Fernandus Vinson

No. 34
- Position: Safety

Personal information
- Born: November 3, 1968 (age 57) Montgomery, Alabama, U.S.
- Listed height: 5 ft 10 in (1.78 m)
- Listed weight: 197 lb (89 kg)

Career information
- High school: Carver (Montgomery)
- College: NC State (1987–1990)
- NFL draft: 1991: 7th round, 184th overall pick

Career history
- Cincinnati Bengals (1991–1994);

Awards and highlights
- 2× Second-team All-ACC (1989, 1990);

Career NFL statistics
- Tackles: 93
- Fumble recoveries: 4
- Touchdowns: 1
- Stats at Pro Football Reference

= Fernandus Vinson =

American football player (born 1968)

Fernandus Lamar Vinson (born November 3, 1968) is an American former professional football player who was a safety for four seasons with the Cincinnati Bengals of the National Football League (NFL). He was selected by the Bengals in the seventh round of the 1991 NFL draft after playing college football for the NC State Wolfpack.

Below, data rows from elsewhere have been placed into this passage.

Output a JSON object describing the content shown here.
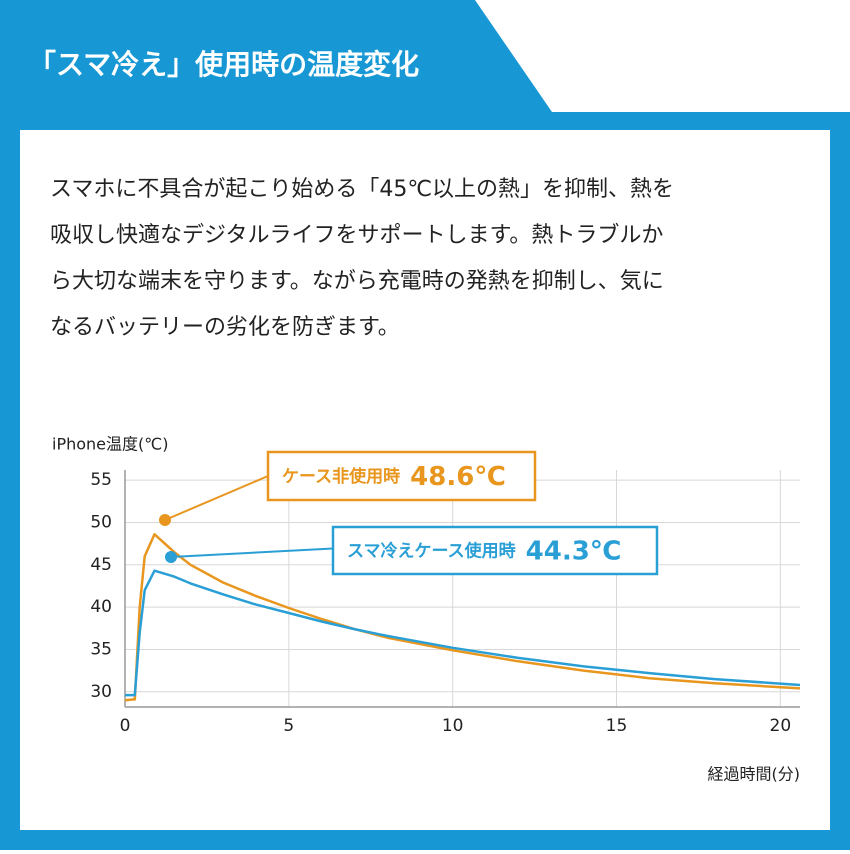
{
  "header": {
    "title": "「スマ冷え」使用時の温度変化"
  },
  "body": {
    "lines": [
      "スマホに不具合が起こり始める「45℃以上の熱」を抑制、熱を",
      "吸収し快適なデジタルライフをサポートします。熱トラブルか",
      "ら大切な端末を守ります。ながら充電時の発熱を抑制し、気に",
      "なるバッテリーの劣化を防ぎます。"
    ]
  },
  "chart_data": {
    "type": "line",
    "y_label": "iPhone温度(℃)",
    "x_label": "経過時間(分)",
    "x": [
      0,
      0.3,
      0.45,
      0.6,
      0.9,
      1.5,
      2,
      3,
      4,
      5,
      6,
      7,
      8,
      10,
      12,
      14,
      16,
      18,
      20.6
    ],
    "series": [
      {
        "name": "ケース非使用時",
        "peak_label": "48.6℃",
        "color": "#e8961e",
        "values": [
          29,
          29.1,
          40,
          46,
          48.6,
          46.5,
          45,
          42.9,
          41.3,
          39.9,
          38.6,
          37.4,
          36.4,
          34.9,
          33.6,
          32.5,
          31.6,
          31,
          30.4
        ]
      },
      {
        "name": "スマ冷えケース使用時",
        "peak_label": "44.3℃",
        "color": "#2a9fd6",
        "values": [
          29.6,
          29.6,
          37,
          42,
          44.3,
          43.6,
          42.8,
          41.5,
          40.3,
          39.3,
          38.3,
          37.4,
          36.6,
          35.2,
          34,
          33,
          32.2,
          31.5,
          30.8
        ]
      }
    ],
    "xlim": [
      0,
      20.6
    ],
    "xticks": [
      0,
      5,
      10,
      15,
      20
    ],
    "ylim": [
      28.2,
      56.2
    ],
    "yticks": [
      30,
      35,
      40,
      45,
      50,
      55
    ],
    "grid": true
  }
}
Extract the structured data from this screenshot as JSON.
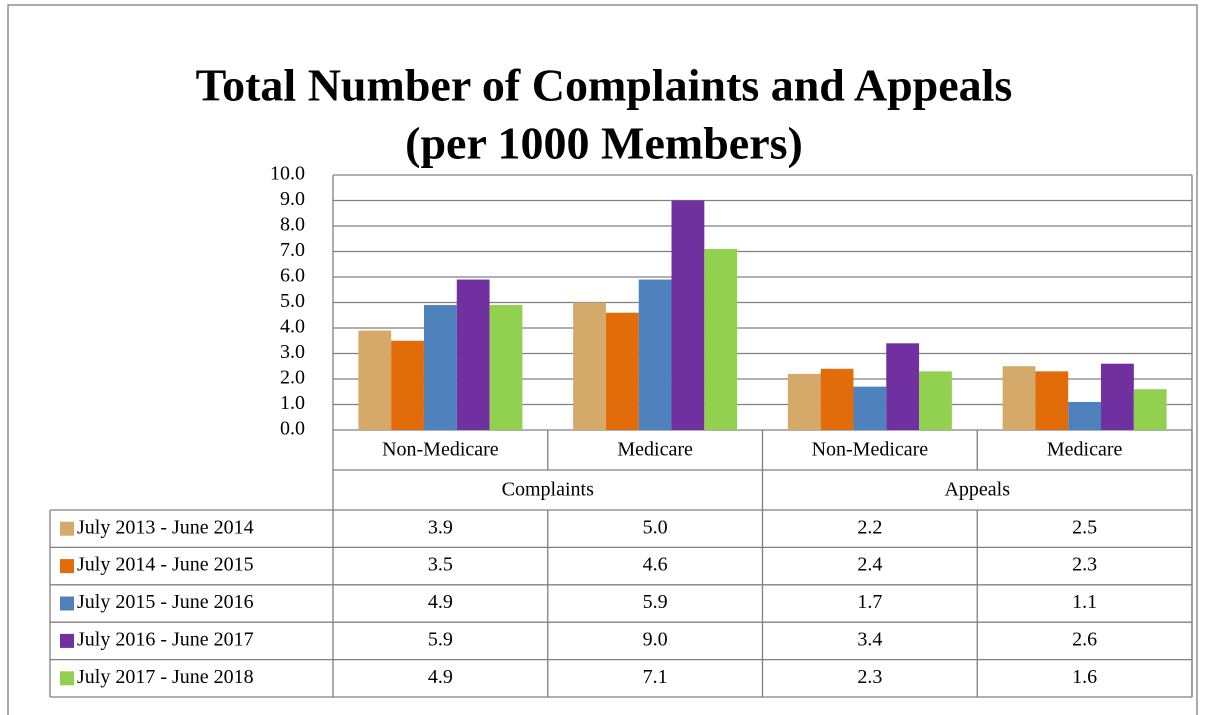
{
  "chart_data": {
    "type": "bar",
    "title": "Total Number of Complaints and Appeals",
    "subtitle": "(per 1000 Members)",
    "categories": [
      "Non-Medicare",
      "Medicare",
      "Non-Medicare",
      "Medicare"
    ],
    "group_labels": [
      "Complaints",
      "Appeals"
    ],
    "series": [
      {
        "name": "July 2013 - June 2014",
        "color": "#d4a96a",
        "values": [
          3.9,
          5.0,
          2.2,
          2.5
        ],
        "value_labels": [
          "3.9",
          "5.0",
          "2.2",
          "2.5"
        ]
      },
      {
        "name": "July 2014 - June 2015",
        "color": "#e36c0a",
        "values": [
          3.5,
          4.6,
          2.4,
          2.3
        ],
        "value_labels": [
          "3.5",
          "4.6",
          "2.4",
          "2.3"
        ]
      },
      {
        "name": "July 2015 - June 2016",
        "color": "#4f81bd",
        "values": [
          4.9,
          5.9,
          1.7,
          1.1
        ],
        "value_labels": [
          "4.9",
          "5.9",
          "1.7",
          "1.1"
        ]
      },
      {
        "name": "July 2016 - June 2017",
        "color": "#7030a0",
        "values": [
          5.9,
          9.0,
          3.4,
          2.6
        ],
        "value_labels": [
          "5.9",
          "9.0",
          "3.4",
          "2.6"
        ]
      },
      {
        "name": "July 2017 - June 2018",
        "color": "#92d050",
        "values": [
          4.9,
          7.1,
          2.3,
          1.6
        ],
        "value_labels": [
          "4.9",
          "7.1",
          "2.3",
          "1.6"
        ]
      }
    ],
    "ylim": [
      0,
      10
    ],
    "yticks": [
      {
        "value": 0,
        "label": "0.0"
      },
      {
        "value": 1,
        "label": "1.0"
      },
      {
        "value": 2,
        "label": "2.0"
      },
      {
        "value": 3,
        "label": "3.0"
      },
      {
        "value": 4,
        "label": "4.0"
      },
      {
        "value": 5,
        "label": "5.0"
      },
      {
        "value": 6,
        "label": "6.0"
      },
      {
        "value": 7,
        "label": "7.0"
      },
      {
        "value": 8,
        "label": "8.0"
      },
      {
        "value": 9,
        "label": "9.0"
      },
      {
        "value": 10,
        "label": "10.0"
      }
    ],
    "grid": true
  }
}
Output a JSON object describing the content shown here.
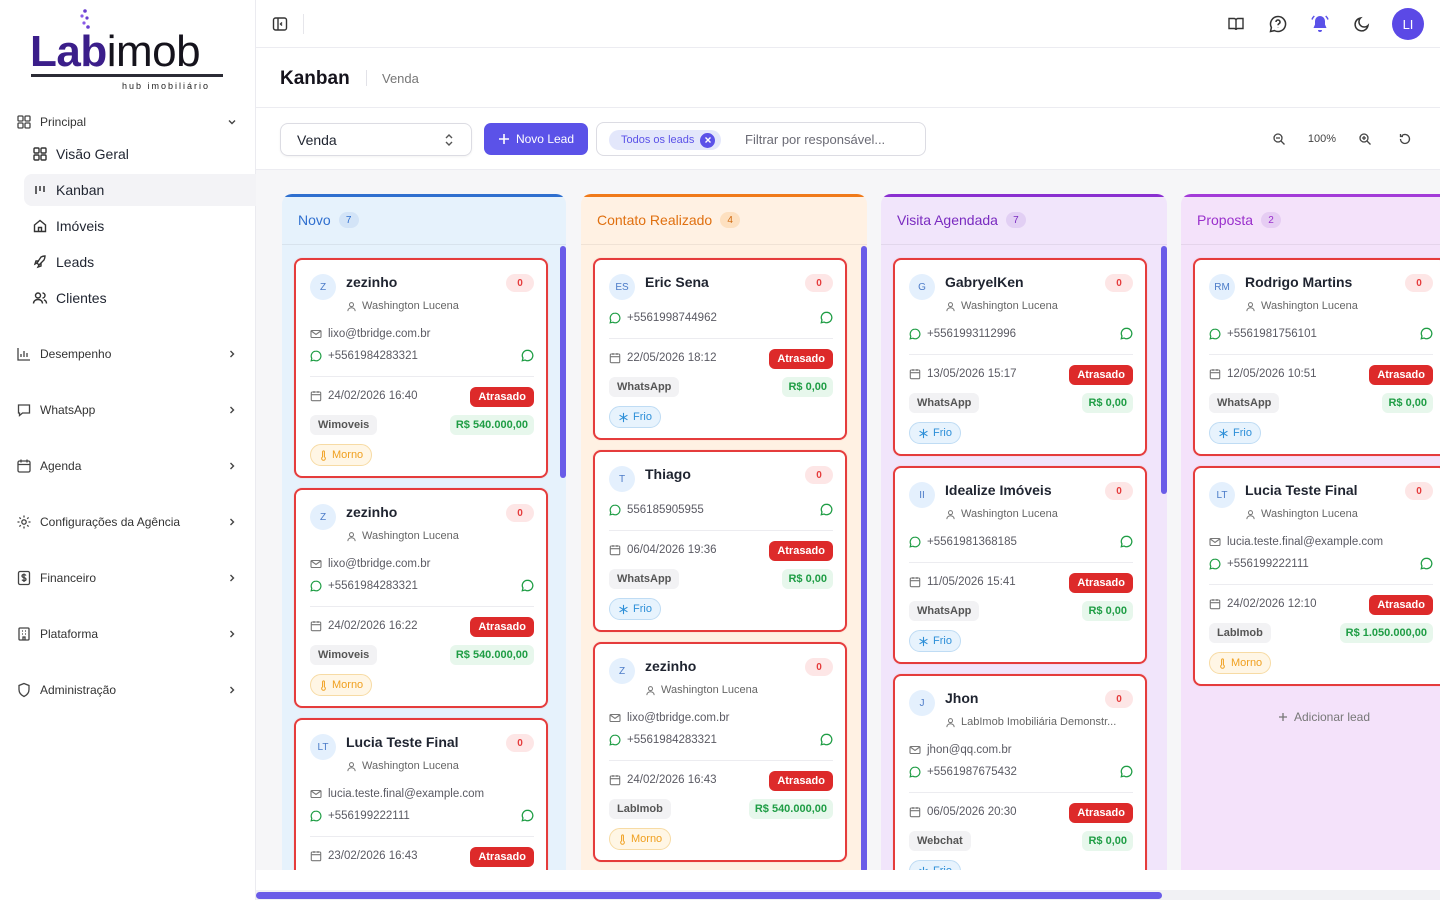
{
  "brand": {
    "logo_part1": "Lab",
    "logo_part2": "imob",
    "tagline": "hub imobiliário"
  },
  "sidebar": {
    "principal_label": "Principal",
    "principal_items": [
      {
        "label": "Visão Geral",
        "icon": "grid-icon"
      },
      {
        "label": "Kanban",
        "icon": "kanban-icon",
        "active": true
      },
      {
        "label": "Imóveis",
        "icon": "house-icon"
      },
      {
        "label": "Leads",
        "icon": "rocket-icon"
      },
      {
        "label": "Clientes",
        "icon": "users-icon"
      }
    ],
    "sections": [
      {
        "label": "Desempenho",
        "icon": "bar-chart-icon"
      },
      {
        "label": "WhatsApp",
        "icon": "chat-icon"
      },
      {
        "label": "Agenda",
        "icon": "calendar-icon"
      },
      {
        "label": "Configurações da Agência",
        "icon": "gear-icon"
      },
      {
        "label": "Financeiro",
        "icon": "dollar-icon"
      },
      {
        "label": "Plataforma",
        "icon": "building-icon"
      },
      {
        "label": "Administração",
        "icon": "shield-icon"
      }
    ]
  },
  "topbar": {
    "avatar_initials": "LI"
  },
  "header": {
    "title": "Kanban",
    "subtitle": "Venda"
  },
  "toolbar": {
    "pipeline_select": "Venda",
    "new_lead_label": "Novo Lead",
    "filter_chip": "Todos os leads",
    "filter_placeholder": "Filtrar por responsável...",
    "zoom": "100%"
  },
  "colors": {
    "accent": "#5b52e8",
    "late": "#dd2a2a",
    "value_green": "#1f9d45"
  },
  "columns": [
    {
      "title": "Novo",
      "count": "7",
      "theme": "blue",
      "cards": [
        {
          "initials": "Z",
          "name": "zezinho",
          "badge": "0",
          "responsible": "Washington Lucena",
          "email": "lixo@tbridge.com.br",
          "phone": "+5561984283321",
          "date": "24/02/2026 16:40",
          "status": "Atrasado",
          "source": "Wimoveis",
          "value": "R$ 540.000,00",
          "temp": "Morno"
        },
        {
          "initials": "Z",
          "name": "zezinho",
          "badge": "0",
          "responsible": "Washington Lucena",
          "email": "lixo@tbridge.com.br",
          "phone": "+5561984283321",
          "date": "24/02/2026 16:22",
          "status": "Atrasado",
          "source": "Wimoveis",
          "value": "R$ 540.000,00",
          "temp": "Morno"
        },
        {
          "initials": "LT",
          "name": "Lucia Teste Final",
          "badge": "0",
          "responsible": "Washington Lucena",
          "email": "lucia.teste.final@example.com",
          "phone": "+556199222111",
          "date": "23/02/2026 16:43",
          "status": "Atrasado"
        }
      ]
    },
    {
      "title": "Contato Realizado",
      "count": "4",
      "theme": "orange",
      "cards": [
        {
          "initials": "ES",
          "name": "Eric Sena",
          "badge": "0",
          "phone": "+5561998744962",
          "date": "22/05/2026 18:12",
          "status": "Atrasado",
          "source": "WhatsApp",
          "value": "R$ 0,00",
          "temp": "Frio"
        },
        {
          "initials": "T",
          "name": "Thiago",
          "badge": "0",
          "phone": "556185905955",
          "date": "06/04/2026 19:36",
          "status": "Atrasado",
          "source": "WhatsApp",
          "value": "R$ 0,00",
          "temp": "Frio"
        },
        {
          "initials": "Z",
          "name": "zezinho",
          "badge": "0",
          "responsible": "Washington Lucena",
          "email": "lixo@tbridge.com.br",
          "phone": "+5561984283321",
          "date": "24/02/2026 16:43",
          "status": "Atrasado",
          "source": "LabImob",
          "value": "R$ 540.000,00",
          "temp": "Morno"
        }
      ]
    },
    {
      "title": "Visita Agendada",
      "count": "7",
      "theme": "purple",
      "cards": [
        {
          "initials": "G",
          "name": "GabryelKen",
          "badge": "0",
          "responsible": "Washington Lucena",
          "phone": "+5561993112996",
          "date": "13/05/2026 15:17",
          "status": "Atrasado",
          "source": "WhatsApp",
          "value": "R$ 0,00",
          "temp": "Frio"
        },
        {
          "initials": "II",
          "name": "Idealize Imóveis",
          "badge": "0",
          "responsible": "Washington Lucena",
          "phone": "+5561981368185",
          "date": "11/05/2026 15:41",
          "status": "Atrasado",
          "source": "WhatsApp",
          "value": "R$ 0,00",
          "temp": "Frio"
        },
        {
          "initials": "J",
          "name": "Jhon",
          "badge": "0",
          "responsible": "LabImob Imobiliária Demonstr...",
          "email": "jhon@qq.com.br",
          "phone": "+5561987675432",
          "date": "06/05/2026 20:30",
          "status": "Atrasado",
          "source": "Webchat",
          "value": "R$ 0,00",
          "temp": "Frio"
        }
      ]
    },
    {
      "title": "Proposta",
      "count": "2",
      "theme": "pink",
      "cards": [
        {
          "initials": "RM",
          "name": "Rodrigo Martins",
          "badge": "0",
          "responsible": "Washington Lucena",
          "phone": "+5561981756101",
          "date": "12/05/2026 10:51",
          "status": "Atrasado",
          "source": "WhatsApp",
          "value": "R$ 0,00",
          "temp": "Frio"
        },
        {
          "initials": "LT",
          "name": "Lucia Teste Final",
          "badge": "0",
          "responsible": "Washington Lucena",
          "email": "lucia.teste.final@example.com",
          "phone": "+556199222111",
          "date": "24/02/2026 12:10",
          "status": "Atrasado",
          "source": "LabImob",
          "value": "R$ 1.050.000,00",
          "temp": "Morno"
        }
      ],
      "add_label": "Adicionar lead"
    }
  ]
}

==Early life and college==
Fernandus Lamar Vinson was born on November 3, 1968, in Montgomery, Alabama. He attended George Washington Carver High School in Montgomery.

He was a four-year letterman for the Wolfpack at North Carolina State University from 1987 to 1990. He was named second-team All-ACC by the Associated Press in both 1989 and 1990.

==Professional career==
Vinson was selected by the Cincinnati Bengals in the seventh round, with the 184th overall pick, of the 1991 NFL draft. He officially signed with the team on July 18. He was waived on August 26 and signed to the team's practice squad two days later. He was promoted to the active roster on September 21 and played in 13 games for the Bengals during the 1991 season, recording six tackles. Vinson became a free agent after the season and re-signed with the Bengals. He appeared in 13 games, starting four, in 1992, totaling 21 tackles, one sack, and a 22-yard fumble return touchdown, before being placed on injured reserve on December 9, 1992. He was released on August 30, 1993, but re-signed on September 1, 1993. Vinson played in all 16 games, starting seven, for the Bengals in 1993, accumulating 32 tackles, two forced fumbles, and three fumble recoveries. He became a free agent again after the 1993 season and re-signed with the team on May 2, 1994. He appeared in all 16 games for the second consecutive season, starting four, in 1994, recording 29 solo tackles, five assisted tackles, and one forced fumble. He became a free agent after the season.

==Personal life==
Vinson graduated from Methodist University with a bachelor's in social work and from Liberty University with a master's in professional counseling. He has spent time working as a counselor.